Nous ne suivrons pas dans le cours de leur mission les délégués de Dourdan. Figurant à Versailles, à la procession du 4 mai, avec son costume à la Henri IV, qui, bien que des plus simples, lui coûtait 1,300 l., M. de Gauville se vit tout d’abord les mains liées par le mandat impératif qu’il avait reçu de ne point voter par tête et dut s’abstenir. Le 25 juillet, après le triste départ du roi, une lettre de convocation de l’ordre de la noblesse le rappelait à Dourdan pour trancher cette grave question.

« Le 27, lisons-nous dans le journal du sage député, je me rendis à ma terre de la Forest-le-Roy. J’appris en arrivant que j’étais dénoncé ; que les paysans de mon village, persuadés que ma tête était à prix pour une somme d’argent, disaient hautement qu’ils n’étaient retenus que parce qu’ils croyaient que j’avais amené une compagnie de dragons pour me fortifier dans mon château. Cependant les membres de la noblesse s’assemblèrent. Malgré les instances de mes parents, et bien convaincu que le plus souvent les bruits populaires ne sont rien quand l’homme innocent paraît, je montai à cheval et je me rendis seul et sans armes sur la place de la ville de Dourdan : là, je trouvai le peuple assemblé : on me reconnut, on me nomma ; la milice bourgeoise m’arrêta un moment et me fit entrer au château où était convoquée la noblesse et je ne reçus aucune insulte. L’assemblée était peu nombreuse. Je rendis compte de ma conduite et j’engageai mes commettants ou à prendre ma démission ou à me délier absolument de tout ce que mon mandat avait d’impératif, les circonstances étant telles qu’on n’avait pu les prévoir. Ils m’accordèrent tout ce que je demandais, approuvèrent ma conduite, et celui qui présidait l’assemblée, M. Roger fils, auquel je me plais à rendre ici la justice que mérite son esprit de conciliation, fit afficher dans la ville que l’ordre de la noblesse, par mon organe, était plus occupé du bien général que de son intérêt particulier. L’assemblée prit ensuite un arrêté que je devais porter à l’Assemblée nationale. Je remontai à cheval par une pluie affreuse qui contribua à dissiper la multitude et je me rendis le jour même à Versailles[2]. »

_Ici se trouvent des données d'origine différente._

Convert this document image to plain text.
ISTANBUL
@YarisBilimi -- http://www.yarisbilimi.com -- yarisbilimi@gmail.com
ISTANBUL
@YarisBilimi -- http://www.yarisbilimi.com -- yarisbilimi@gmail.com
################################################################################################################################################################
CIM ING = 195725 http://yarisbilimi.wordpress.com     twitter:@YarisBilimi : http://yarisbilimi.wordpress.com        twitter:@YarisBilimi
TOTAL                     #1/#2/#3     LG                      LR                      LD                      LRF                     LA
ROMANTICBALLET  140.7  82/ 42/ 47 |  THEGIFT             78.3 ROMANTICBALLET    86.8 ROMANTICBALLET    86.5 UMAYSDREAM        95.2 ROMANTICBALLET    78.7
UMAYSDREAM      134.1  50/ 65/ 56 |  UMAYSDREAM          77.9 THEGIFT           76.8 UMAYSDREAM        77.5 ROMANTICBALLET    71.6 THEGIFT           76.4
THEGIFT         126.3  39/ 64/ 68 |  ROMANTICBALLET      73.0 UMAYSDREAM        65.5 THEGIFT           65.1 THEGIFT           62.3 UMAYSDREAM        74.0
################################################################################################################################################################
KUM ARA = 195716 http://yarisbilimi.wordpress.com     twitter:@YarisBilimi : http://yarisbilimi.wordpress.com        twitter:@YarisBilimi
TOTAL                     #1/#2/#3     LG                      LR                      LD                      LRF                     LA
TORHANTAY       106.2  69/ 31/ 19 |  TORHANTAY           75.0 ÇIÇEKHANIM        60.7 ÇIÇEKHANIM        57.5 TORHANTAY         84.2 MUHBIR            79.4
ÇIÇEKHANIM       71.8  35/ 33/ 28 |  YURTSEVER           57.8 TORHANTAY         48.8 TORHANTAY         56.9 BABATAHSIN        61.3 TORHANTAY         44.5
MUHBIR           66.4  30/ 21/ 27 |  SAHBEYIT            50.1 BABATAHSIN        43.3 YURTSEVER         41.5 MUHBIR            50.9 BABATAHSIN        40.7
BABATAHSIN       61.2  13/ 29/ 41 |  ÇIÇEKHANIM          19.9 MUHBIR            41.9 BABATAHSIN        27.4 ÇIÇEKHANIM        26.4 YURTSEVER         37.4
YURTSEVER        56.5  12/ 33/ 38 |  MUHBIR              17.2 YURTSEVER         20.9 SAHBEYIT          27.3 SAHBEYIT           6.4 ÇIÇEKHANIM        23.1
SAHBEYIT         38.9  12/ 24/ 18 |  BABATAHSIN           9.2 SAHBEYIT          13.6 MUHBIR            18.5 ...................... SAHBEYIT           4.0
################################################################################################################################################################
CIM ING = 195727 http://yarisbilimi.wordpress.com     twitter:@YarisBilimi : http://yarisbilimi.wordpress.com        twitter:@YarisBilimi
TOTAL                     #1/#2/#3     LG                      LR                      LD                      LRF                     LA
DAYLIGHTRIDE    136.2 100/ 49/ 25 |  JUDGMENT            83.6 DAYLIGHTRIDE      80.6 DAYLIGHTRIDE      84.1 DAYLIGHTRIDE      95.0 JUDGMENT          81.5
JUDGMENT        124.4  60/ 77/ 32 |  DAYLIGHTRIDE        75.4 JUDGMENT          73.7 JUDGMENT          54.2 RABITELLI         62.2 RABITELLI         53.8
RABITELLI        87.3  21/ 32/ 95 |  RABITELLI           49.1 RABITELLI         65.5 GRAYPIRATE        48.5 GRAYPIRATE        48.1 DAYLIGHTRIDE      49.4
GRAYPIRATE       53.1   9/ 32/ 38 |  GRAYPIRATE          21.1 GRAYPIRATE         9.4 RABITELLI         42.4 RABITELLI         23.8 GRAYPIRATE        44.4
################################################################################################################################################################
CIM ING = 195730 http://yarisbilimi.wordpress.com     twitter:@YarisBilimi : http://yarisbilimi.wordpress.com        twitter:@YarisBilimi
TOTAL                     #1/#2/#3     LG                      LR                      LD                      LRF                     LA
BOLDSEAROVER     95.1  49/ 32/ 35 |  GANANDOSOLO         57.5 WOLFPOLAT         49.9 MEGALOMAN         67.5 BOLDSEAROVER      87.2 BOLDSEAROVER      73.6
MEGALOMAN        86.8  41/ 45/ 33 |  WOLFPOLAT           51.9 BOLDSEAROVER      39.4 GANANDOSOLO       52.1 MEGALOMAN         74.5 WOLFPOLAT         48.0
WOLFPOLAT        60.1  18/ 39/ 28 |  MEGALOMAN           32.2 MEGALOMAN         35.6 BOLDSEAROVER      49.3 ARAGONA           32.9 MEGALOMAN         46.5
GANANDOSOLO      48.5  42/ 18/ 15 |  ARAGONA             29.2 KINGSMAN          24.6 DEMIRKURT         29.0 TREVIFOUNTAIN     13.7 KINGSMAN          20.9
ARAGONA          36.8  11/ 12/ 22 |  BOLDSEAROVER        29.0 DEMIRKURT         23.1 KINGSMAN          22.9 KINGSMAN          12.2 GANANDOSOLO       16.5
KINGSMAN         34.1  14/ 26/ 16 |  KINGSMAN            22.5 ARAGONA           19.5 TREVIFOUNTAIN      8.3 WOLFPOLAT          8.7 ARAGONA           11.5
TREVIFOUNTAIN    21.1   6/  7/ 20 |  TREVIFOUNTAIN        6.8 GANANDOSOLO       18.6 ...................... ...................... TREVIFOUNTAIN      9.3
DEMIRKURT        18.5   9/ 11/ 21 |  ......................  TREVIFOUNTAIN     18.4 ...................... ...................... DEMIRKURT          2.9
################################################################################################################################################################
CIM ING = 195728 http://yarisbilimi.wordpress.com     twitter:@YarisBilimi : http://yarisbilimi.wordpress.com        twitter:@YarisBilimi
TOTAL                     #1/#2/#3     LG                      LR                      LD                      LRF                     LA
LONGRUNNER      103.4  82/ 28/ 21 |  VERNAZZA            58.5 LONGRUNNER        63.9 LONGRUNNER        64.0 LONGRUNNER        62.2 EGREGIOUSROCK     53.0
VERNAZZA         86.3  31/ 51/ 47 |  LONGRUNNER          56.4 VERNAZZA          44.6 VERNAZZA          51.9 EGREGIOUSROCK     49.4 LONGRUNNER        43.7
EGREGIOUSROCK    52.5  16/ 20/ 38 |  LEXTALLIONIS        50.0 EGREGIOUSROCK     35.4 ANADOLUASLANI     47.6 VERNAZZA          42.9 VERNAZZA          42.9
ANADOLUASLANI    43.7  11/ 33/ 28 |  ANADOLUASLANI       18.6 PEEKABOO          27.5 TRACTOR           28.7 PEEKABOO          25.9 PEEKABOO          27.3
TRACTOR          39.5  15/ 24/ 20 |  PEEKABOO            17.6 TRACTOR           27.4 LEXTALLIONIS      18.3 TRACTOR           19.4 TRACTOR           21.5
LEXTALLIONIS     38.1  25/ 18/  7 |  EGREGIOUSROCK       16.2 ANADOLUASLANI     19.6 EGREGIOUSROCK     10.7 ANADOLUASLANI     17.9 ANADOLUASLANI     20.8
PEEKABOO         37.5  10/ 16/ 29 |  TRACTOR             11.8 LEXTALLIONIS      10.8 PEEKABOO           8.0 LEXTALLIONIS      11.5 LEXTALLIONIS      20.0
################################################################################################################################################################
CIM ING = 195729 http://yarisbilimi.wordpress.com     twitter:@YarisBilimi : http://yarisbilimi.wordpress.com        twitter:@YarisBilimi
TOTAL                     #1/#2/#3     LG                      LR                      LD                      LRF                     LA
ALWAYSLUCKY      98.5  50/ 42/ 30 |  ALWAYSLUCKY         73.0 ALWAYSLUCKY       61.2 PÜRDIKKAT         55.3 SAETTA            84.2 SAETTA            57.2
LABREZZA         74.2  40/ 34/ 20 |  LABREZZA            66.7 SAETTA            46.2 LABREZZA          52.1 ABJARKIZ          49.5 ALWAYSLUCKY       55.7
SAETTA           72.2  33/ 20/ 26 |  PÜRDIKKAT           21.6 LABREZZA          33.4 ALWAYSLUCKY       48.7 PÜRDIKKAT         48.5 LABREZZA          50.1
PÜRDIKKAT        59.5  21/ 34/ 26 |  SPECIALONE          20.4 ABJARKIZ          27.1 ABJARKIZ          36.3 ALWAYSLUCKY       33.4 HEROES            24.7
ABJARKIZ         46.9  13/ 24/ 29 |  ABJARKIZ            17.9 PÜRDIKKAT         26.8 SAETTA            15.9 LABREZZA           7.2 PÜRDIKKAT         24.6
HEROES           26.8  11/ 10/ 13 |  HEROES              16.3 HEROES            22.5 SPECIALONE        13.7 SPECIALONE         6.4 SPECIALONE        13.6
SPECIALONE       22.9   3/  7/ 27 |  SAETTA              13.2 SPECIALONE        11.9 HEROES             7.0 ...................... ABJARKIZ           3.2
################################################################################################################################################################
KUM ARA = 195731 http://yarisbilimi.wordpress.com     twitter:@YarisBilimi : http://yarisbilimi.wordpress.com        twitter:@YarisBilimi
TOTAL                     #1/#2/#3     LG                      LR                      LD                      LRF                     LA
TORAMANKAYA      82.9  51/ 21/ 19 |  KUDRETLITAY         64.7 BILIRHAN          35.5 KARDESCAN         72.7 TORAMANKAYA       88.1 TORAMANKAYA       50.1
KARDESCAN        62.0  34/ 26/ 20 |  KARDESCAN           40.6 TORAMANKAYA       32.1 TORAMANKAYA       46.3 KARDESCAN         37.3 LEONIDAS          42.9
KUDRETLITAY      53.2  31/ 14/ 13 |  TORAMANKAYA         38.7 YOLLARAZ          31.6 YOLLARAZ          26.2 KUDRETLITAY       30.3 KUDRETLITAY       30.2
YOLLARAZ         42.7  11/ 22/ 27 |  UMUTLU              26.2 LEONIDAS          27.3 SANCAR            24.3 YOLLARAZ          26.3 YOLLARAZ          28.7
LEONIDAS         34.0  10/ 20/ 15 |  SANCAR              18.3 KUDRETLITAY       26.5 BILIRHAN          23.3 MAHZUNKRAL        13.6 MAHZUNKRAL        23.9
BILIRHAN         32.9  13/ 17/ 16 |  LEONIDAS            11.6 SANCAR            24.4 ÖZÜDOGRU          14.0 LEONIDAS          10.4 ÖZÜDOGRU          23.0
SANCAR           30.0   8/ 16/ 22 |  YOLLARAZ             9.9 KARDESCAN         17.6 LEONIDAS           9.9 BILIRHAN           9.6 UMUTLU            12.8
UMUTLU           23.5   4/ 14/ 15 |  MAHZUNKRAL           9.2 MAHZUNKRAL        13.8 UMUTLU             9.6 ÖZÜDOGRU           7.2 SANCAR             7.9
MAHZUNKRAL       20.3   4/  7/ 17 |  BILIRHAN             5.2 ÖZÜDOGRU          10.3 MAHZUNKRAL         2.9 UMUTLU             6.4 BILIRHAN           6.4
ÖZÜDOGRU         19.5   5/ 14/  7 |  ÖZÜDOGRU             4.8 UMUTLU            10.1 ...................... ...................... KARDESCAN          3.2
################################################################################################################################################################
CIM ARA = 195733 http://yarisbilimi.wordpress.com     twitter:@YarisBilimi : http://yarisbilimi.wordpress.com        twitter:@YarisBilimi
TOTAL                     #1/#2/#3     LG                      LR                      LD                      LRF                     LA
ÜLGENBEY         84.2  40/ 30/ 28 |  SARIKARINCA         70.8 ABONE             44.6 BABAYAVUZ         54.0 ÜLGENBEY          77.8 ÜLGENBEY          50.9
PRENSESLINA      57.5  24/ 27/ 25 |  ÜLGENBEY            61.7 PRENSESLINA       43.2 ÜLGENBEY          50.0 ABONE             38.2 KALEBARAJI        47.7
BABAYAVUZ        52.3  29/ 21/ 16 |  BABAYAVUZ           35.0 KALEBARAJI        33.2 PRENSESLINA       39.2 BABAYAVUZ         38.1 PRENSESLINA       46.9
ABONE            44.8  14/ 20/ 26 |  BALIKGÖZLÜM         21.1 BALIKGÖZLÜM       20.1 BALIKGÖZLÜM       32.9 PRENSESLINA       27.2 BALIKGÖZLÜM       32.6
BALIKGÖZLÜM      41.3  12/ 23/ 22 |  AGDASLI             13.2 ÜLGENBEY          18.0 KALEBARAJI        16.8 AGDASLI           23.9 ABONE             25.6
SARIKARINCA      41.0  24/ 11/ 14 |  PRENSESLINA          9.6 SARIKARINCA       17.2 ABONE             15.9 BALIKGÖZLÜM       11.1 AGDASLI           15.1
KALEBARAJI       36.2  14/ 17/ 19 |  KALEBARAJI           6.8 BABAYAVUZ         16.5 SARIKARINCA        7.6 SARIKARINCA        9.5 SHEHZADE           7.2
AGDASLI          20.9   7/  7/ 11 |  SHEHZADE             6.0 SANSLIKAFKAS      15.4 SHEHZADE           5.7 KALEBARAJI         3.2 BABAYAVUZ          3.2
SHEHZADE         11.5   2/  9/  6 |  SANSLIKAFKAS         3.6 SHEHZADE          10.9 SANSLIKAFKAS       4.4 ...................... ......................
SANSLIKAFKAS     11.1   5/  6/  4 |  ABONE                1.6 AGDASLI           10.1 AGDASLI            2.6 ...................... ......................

  1. On remarquait l’absence de Lally-Tollendal, du vicomte de Prunelé, du vicomte de Selve, du marquis de Gouvernet, etc.
  2. M. de Gauville siégea avec la droite jusqu’au 1er juillet 1790. Sa santé et sa conscience lui firent donner alors sa démission. Émigrant en 1791 il servit dans l’armée de Condé. Rentré en 1814, il mourut en 1827 dans sa retraite de Châlons-sur-Marne. Il a laissé des petits-enfants ; son petit-neveu, M. le vicomte de Gauville, est aujourd’hui préfet du Gers.